Archivierter Artikel vom 29.01.2013, 08:00 Uhr
Berlin

Brüderle schweigt weiter: Fraktionschef bittet FDP-Führung um Zurückhaltung in Sexismus-Affäre

Ungeachtet der massiven Sexismus-Debatte, will sich FDPFraktionschef Rainer Brüderle weiter nicht zu den Vorwürfen äußern, er sei einer Journalistin zu nahe gekommen. Nach Informationen unserer Zeitung bat Brüderle die FDP-Führung darum, die Debatte mit Äußerungen nicht zu verlängern.

Er steht unter Druck, schweigt aber weiter: Rainer Brüderle.
Er steht unter Druck, schweigt aber weiter: Rainer Brüderle.
Foto: DPA

Ins Visier nahm Brüderle den schleswig-holsteinischen FDPFraktionschef Wolfgang Kubicki. Brüderle wünscht sich, dass „auch im hohen Norden“ einmal einen Tag lang nichts erklärt wird. Das würde ihm am meisten helfen. Kubicki hatte Brüderle zwar in Schutz genommen, aber auch erklärt, dass er Brüderle geraten habe, keine rechtlichen Schritte gegen die „Stern“-Journalistin einzuleiten.
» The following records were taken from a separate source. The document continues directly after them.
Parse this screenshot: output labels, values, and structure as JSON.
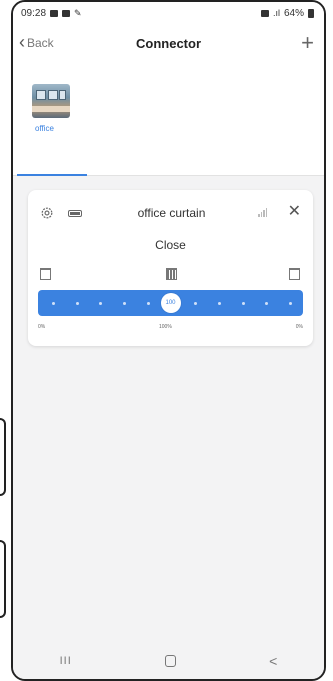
{
  "status_bar": {
    "time": "09:28",
    "battery": "64%"
  },
  "header": {
    "back_label": "Back",
    "title": "Connector",
    "add_symbol": "+"
  },
  "rooms": [
    {
      "label": "office",
      "selected": true
    }
  ],
  "device": {
    "name": "office curtain",
    "state": "Close",
    "position": 100,
    "knob_label": "100",
    "scale": {
      "left": "0%",
      "middle": "100%",
      "right": "0%"
    }
  },
  "nav": {
    "recents_symbol": "III",
    "back_symbol": "<"
  },
  "colors": {
    "accent": "#3b82e0",
    "background": "#f3f3f4"
  }
}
„Rainer Brüderle hat beschlossen, dass er die Sache nicht kommentiert, und wir unterstützen ihn darin“, sagte FDP-Generalsekretär Patrick Döring. Zugleich betonte er, die FDP stehe „aus vollem Herzen und voller Überzeugung“ hinter Brüderle.

Die Veröffentlichung des Artikels sei „unfair und auch nicht gerechtfertigt“, sagte Döring. Die Jungen Liberalen Rheinland- Pfalz fordern vom „Stern“ eine Entschuldigung für den teils verletzenden und unfairen Artikel über Brüderle. Gleichzeitig fordern sie eine offene Diskussion über Sexismus gegen Frauen und Männer ohne Denkverbote.